A proprietary GPGPU programming platform made by NVIDIA, that provides an interface with the GPU through a superset of C++ The specific features are not defined by an Architecture, but by the specific Hardware. Therefore, CUDA is not hardware-agnostic and must take into account the hardware it is running on.

This is the official reference: https://docs.nvidia.com/cuda/ This is a good reference: https://github.com/Infatoshi/cuda-course/

Typical CUDA Program

  1. CPU allocates CPU memory
  2. CPU copies data to GPU
  3. CPU launches kernel on GPU (processing is done here)
  4. CPU copies results from GPU back to CPU to do something useful with it

Kernel looks like a serial program; says nothing about parallelism. Imagine you are trying to solve a jigsaw puzzle and all you are given is the location of each puzzle piece. The high level algorithm would be designed to take these individual pieces, and solve a single problem for each of them; “put the piece in the correct spot”. As long as all the pieces are assembled in the right place at the end, it works! You don’t need to start at one corner and work your way across the puzzle.

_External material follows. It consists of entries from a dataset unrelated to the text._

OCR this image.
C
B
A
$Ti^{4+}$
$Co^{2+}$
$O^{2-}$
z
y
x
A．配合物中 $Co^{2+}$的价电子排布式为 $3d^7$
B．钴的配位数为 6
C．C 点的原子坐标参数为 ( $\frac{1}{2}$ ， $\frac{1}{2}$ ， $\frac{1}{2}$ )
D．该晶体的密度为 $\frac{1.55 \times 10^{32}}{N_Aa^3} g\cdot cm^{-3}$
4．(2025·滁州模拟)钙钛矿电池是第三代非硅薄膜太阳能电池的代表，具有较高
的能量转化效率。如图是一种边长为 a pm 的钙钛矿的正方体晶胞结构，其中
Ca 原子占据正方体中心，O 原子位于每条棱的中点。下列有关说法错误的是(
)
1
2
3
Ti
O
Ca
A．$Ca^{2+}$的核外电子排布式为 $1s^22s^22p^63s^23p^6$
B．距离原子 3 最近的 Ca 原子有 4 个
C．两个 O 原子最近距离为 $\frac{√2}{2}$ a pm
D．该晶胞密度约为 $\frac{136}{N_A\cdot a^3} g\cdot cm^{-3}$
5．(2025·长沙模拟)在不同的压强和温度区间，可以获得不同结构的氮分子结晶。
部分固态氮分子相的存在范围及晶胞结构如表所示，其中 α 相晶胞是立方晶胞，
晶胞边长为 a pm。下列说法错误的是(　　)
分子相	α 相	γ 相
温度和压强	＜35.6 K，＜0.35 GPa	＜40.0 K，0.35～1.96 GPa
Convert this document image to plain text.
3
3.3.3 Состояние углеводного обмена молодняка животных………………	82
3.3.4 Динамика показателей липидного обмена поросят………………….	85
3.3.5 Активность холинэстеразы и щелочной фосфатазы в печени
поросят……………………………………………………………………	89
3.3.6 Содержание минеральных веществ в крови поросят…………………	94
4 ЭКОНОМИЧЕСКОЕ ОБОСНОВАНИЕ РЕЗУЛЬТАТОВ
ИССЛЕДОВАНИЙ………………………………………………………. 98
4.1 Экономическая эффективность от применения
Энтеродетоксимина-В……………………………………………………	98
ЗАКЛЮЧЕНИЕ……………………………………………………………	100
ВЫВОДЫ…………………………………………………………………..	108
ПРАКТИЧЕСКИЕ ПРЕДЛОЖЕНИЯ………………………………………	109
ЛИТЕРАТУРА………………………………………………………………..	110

You can solve multiple pieces at the same time, as long as they don’t interfere with each other.

Kernel

A GPU Subroutine.

Host

The CPU; uses RAM on the Motherboard

Device

The GPU; uses the on-chip VRAM

Conventions

h_A is the host version of the variable A

d_A is the device version of the variable A

Function Execution Space Specifiers

__global__

  • marks a kernel
  • runs on GPU
  • is visible globally (global VRAM)
  • must return void
  • uses <<<gridDim, blockDim>>> syntax

__device__

  • runs on GPU
  • can be called from other GPU code

__host__

  • default function on host
  • usually not explicitly marked

Memory Management

cudaMalloc

cudaMemcpy

  • copying data
    • from device to host ⇒ cudaMemcpyDeviceToHost
    • from host to device ⇒ cudaMemcpyHostToDevice
    • from device to device ⇒ cudaMemcpyDeviceToDevice

cudaFree

  • free but it’s CUDA

Compiler

For regular C++ we would probably use gcc or clang For CUDA, we have nvcc

nvcc

The Compiler for CUDA

Compiled into PTX assembly

Link to original

Hierarchy

  • dim3 gridDim ⇒ number of blocks per grid
  • uint3 blockIdx ⇒ index of the block in the grid
  • dim3 blockDim ⇒ number of threads per block
  • uint3 threadIdx ⇒ index of the thread in the block You can have this hierarchy in 3 dimensions

Thread

A thread is the smallest execution unit

  • Each thread executes the same kernel code but oeprates on a different part/index of the data
  • It has its own private local memory (registers)
  • It has a unique index within its block accessible via threadIdx.<axis>

Warp

Warps are inside of blocks are parllelize 32 threads (or whatever the warp size is).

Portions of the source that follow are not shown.